No inciso II, a restrição ainda é maior, precisa-se de atestado por entidade de classe para que comprove que a parteira já exercia sua profissão anterior a essa Lei, isso é impensável, onde ficará a tradição? Como será a atuação das mães de tradição? Por isso deve-se encontrar uma forma adequada para a regularização da categoria, pois elas precisam receber por seus trabalhos, precisam ter seus direitos trabalhistas e previdenciários resguardados, mas sem restringi-las na sua arte de partejar.
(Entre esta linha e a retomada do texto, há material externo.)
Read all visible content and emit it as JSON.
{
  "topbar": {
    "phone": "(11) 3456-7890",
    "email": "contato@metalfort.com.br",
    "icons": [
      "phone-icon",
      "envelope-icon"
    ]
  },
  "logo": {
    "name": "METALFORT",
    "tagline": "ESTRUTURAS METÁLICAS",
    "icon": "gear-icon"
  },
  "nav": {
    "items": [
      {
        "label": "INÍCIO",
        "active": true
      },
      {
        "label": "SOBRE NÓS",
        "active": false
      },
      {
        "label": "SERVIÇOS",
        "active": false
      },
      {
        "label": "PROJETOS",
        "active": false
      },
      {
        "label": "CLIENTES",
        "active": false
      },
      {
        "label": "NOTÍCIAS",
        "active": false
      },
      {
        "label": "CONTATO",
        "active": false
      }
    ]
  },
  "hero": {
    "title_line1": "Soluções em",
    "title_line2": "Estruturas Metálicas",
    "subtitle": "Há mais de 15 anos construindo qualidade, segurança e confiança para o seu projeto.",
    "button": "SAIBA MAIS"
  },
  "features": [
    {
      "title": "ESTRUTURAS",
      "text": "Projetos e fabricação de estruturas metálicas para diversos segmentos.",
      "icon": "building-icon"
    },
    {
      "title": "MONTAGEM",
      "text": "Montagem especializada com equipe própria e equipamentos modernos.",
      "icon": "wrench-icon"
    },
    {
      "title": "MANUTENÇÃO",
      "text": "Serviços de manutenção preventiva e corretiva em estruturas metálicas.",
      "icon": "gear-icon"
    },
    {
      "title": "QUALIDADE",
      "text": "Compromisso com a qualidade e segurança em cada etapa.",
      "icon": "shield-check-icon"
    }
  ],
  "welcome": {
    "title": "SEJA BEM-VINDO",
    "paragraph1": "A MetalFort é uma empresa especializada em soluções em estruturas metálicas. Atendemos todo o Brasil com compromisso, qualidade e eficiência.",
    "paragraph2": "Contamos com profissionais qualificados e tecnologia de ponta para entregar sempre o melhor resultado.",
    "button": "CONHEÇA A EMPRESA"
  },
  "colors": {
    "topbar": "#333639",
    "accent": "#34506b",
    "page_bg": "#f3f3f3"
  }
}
O objetivo deste trabalho é encontrar uma forma de garantir os direitos trabalhista e previdenciários das parteiras tradicionais, essa categoria de profissionais que existem há milênios, muito antes de existir medicina elas já estavam atuando com seus saberes e amor ao que fazem, precisa-se encontrar uma forma de preservar essa cultura tão linda, que muito mais que partejar elas são patrimônios culturais da humanidade, deve-se retribuir, devolvendo seus direitos que já foram adquiridos mesmo antes de nossa geração. É preciso encontrar uma maneira do Estado pagar seus direitos trabalhistas e previdenciários, de uma vida de luta e trabalho duro.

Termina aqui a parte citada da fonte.